> For the complete documentation index, see [llms.txt](https://oten.gitbook.io/drive-support/llms.txt). Markdown versions of documentation pages are available by appending `.md` to page URLs; this page is available as [Markdown](https://oten.gitbook.io/drive-support/concepts-in-1-minute/user-key-recovery-and-devices.md).

# User Key, Recovery & Devices

**What it is:** Your account identity is a **User Key**, created on your first device and stored in the operating system's secure storage (Keychain on macOS/iOS). It is *not* tied to any single device — it's tied to you.

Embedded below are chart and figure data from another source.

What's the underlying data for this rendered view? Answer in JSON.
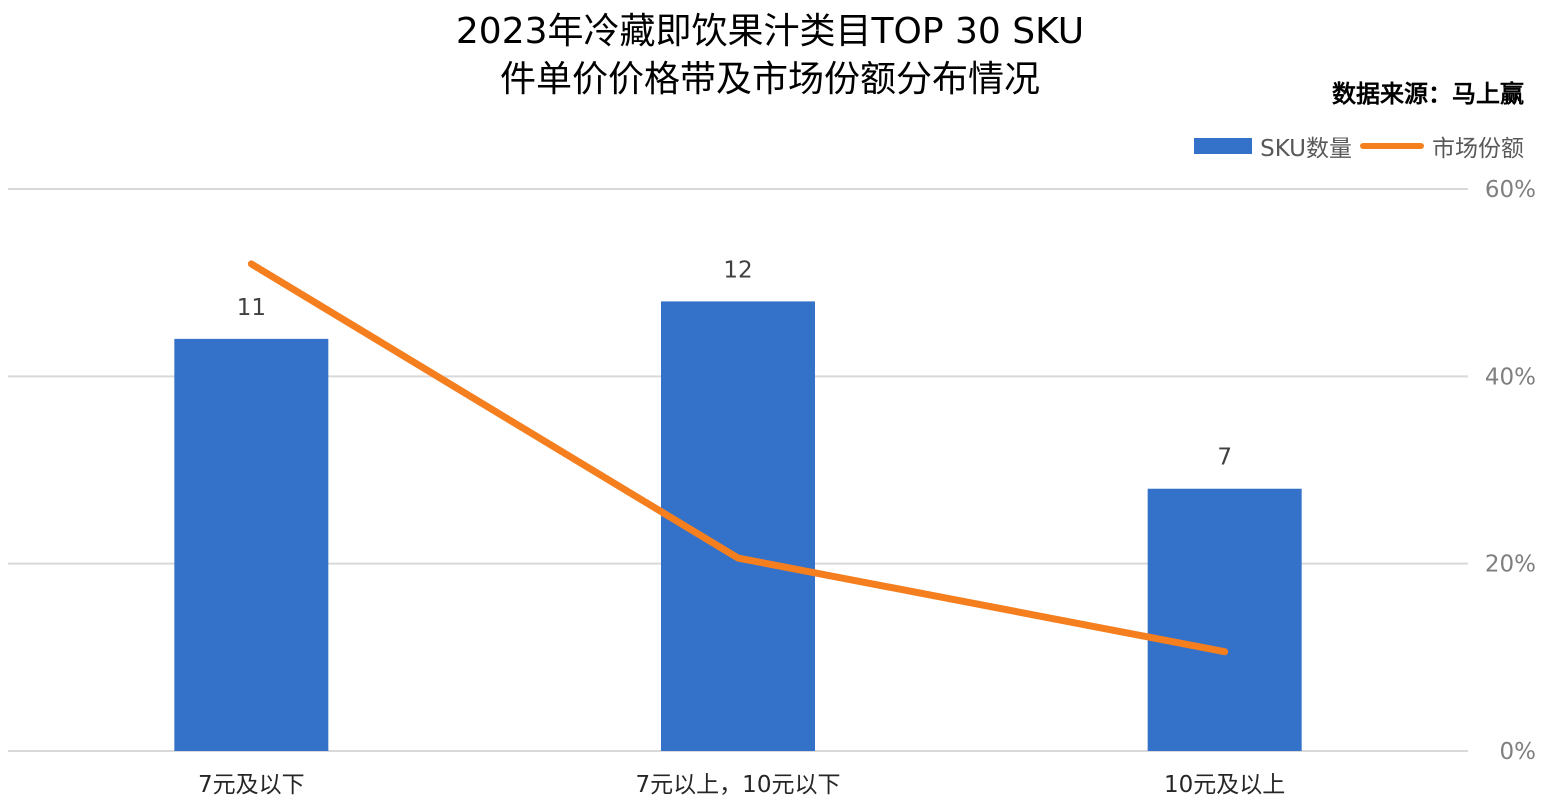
{
  "title_line1": "2023年冷藏即饮果汁类目TOP 30 SKU",
  "title_line2": "件单价价格带及市场份额分布情况",
  "source": "数据来源：马上赢",
  "chart_data": {
    "type": "bar",
    "categories": [
      "7元及以下",
      "7元以上，10元以下",
      "10元及以上"
    ],
    "series": [
      {
        "name": "SKU数量",
        "kind": "bar",
        "axis": "left",
        "values": [
          11,
          12,
          7
        ],
        "color": "#3472c9"
      },
      {
        "name": "市场份额",
        "kind": "line",
        "axis": "right",
        "values": [
          0.52,
          0.206,
          0.106
        ],
        "color": "#f57f1f"
      }
    ],
    "left_axis": {
      "range": [
        0,
        15
      ],
      "show_ticks": false
    },
    "right_axis": {
      "range": [
        0,
        0.6
      ],
      "ticks": [
        "0%",
        "20%",
        "40%",
        "60%"
      ]
    },
    "grid": true,
    "legend_position": "top-right",
    "data_labels": [
      "11",
      "12",
      "7"
    ]
  }
}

Two recovery keys matter, and they do different jobs:

* **User Recovery Key** — restores your **account identity** on a new device. Shown once during onboarding.
* **Vault Recovery Key** — restores access to **one specific vault** if you forget its password. Each vault has its own.

**Why it matters:** Because the server holds no keys, these recovery keys are the *only* way back in. There is no "reset by email" that Oten can perform.

**Good to know:**

* **Adding a device:** sign in with the same Oten account, enter your **User Recovery Key**, and the app pulls your vault list. Open each vault with its password.
* **Sync:** encrypted blobs sync via Oten Cloud with conflict-aware versioning. Only ciphertext moves; keys never do.
* **Vault key storage choice (at vault creation):** you pick **Convenience** (the vault key is not stored, so resets rely on your keys) or **Security** (you store and manage the vault key yourself). Password reset then follows whichever choice you made.
* **Transfer Drive:** you can move or reassign Drive ownership to another device or account while your Vault data stays isolated.

> Store your User Recovery Key and each Vault Recovery Key **separately** from the device — a password manager or a physical safe. Losing a password *and* its recovery key means that data is gone for good.